6. Communities exists in a context:
Even the most isolated and marginalised communities exist within countries, and countries almost always have governments. Even if communities decide not to work directly with government services because of past abuses, efforts should still be made to encourage communities to envision how local efforts will exist within the larger context of government programs. This is not only to prevent parallel services that waste resources through duplicate efforts, but also to potentially strengthen the rights afforded to them that only governments can supply. There are many different mechanisms by which this can occur, and a number of studies have looked at which are more effective then others, but the first step is to recognise that while completely rejecting government services may be appealing to some in the short run, this strategy threatens to undermine the very foundation of peoples’ rights in the long term.
In Short, they decide, and we participate:
Community participation is actually not only about communities; it is also about us, the privileged who hope to help them. It is: a constant reassessment of what drives our motivations, and how we are interacting with our on-site colleagues; a daily practice of active patience and cultivated humility; a gentle reminder that while we bring new tools and materials, we will always have yet more to learn about how to use them best on-site. As a personal barometer, I regularly ask myself: who’s deciding and who’s participating. I know I’m getting close to being right when I find myself participating in and accompanying initiatives that our colleagues have decided upon themselves, hopefully, as a community. We all have our part to pull.

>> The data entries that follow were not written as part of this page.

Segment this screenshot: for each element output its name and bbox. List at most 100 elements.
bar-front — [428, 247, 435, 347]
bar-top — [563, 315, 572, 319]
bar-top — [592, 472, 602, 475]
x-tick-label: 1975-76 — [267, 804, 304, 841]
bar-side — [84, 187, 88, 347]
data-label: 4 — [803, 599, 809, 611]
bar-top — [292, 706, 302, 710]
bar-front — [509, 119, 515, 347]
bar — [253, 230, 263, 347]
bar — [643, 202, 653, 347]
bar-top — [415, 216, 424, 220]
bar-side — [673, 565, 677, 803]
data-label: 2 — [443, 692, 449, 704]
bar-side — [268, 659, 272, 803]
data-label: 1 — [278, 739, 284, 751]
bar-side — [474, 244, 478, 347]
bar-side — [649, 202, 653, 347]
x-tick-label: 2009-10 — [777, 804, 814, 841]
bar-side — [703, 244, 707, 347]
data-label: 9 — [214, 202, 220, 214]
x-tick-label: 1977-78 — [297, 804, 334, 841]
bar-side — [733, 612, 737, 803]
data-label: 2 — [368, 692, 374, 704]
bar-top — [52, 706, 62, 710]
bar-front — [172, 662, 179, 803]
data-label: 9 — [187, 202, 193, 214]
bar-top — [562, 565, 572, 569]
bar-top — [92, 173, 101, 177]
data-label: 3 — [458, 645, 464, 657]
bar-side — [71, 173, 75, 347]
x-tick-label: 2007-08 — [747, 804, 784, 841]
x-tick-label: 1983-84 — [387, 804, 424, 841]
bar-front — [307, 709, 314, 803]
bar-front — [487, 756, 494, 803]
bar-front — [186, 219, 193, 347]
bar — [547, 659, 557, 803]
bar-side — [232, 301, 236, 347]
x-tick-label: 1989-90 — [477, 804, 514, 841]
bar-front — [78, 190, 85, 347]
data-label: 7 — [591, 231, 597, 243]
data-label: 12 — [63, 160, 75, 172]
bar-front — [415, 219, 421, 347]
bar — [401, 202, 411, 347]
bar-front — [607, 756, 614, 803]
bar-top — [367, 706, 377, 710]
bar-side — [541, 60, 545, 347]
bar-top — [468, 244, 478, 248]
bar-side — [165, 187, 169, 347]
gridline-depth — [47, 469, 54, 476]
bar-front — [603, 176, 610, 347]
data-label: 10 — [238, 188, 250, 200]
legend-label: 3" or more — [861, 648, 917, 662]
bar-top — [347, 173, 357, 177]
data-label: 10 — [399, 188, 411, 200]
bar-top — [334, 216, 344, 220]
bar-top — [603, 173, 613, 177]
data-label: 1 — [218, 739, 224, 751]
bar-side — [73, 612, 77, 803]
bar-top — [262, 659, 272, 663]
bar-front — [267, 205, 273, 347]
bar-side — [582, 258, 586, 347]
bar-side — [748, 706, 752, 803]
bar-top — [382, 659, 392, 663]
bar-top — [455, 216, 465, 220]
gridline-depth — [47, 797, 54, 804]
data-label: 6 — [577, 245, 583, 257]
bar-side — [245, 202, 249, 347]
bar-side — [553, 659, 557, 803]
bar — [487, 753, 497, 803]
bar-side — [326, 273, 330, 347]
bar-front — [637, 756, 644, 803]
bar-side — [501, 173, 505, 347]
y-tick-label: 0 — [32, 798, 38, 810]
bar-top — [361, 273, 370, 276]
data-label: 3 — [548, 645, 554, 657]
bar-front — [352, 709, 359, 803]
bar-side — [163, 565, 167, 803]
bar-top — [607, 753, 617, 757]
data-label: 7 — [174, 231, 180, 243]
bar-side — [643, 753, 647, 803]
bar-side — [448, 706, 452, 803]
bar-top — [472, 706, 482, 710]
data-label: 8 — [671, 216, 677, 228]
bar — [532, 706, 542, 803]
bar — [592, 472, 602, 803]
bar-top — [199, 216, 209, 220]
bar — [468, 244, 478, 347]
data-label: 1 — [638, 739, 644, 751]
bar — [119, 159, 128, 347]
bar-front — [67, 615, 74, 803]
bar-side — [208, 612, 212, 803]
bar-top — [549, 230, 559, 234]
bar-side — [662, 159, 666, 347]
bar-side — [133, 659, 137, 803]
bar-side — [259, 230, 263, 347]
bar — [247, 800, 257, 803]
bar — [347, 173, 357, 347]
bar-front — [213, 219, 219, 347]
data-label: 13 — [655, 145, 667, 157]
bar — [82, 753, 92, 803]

 Kahssay HM, Oakley P. Community Involvement in Health Development: a review of concept and practice. Geneva: WHO; 1999.
 The Poverty Action Lab at MIT has done a particularly nice job in this.
Daniel Palazuelos is an associate physician at the Brigham and Women’s Hospital, and an instructor of medicine at Harvard Medical School. He is the clinical director of the Partners In Health-supported projects in Chiapas, Mexico and Guatemala. Partners In Health is a US-based NGO working to bring advanced medical care to the world’s sickest and poorest people. In this role, he lives for half of the year in isolated communities in the Sierra Madre Mountains, training local community health promoters, providing medical care, conducting research, hosting medical student projects, and creating original curricula. For the other half of the year, he lives in Boston and practices inpatient medicine with the hospitalist group at the Brigham.
Competing interests: DP does pro-bono work for Partners for Health, a Boston-based NGO and they assist him with travel support to work abroad.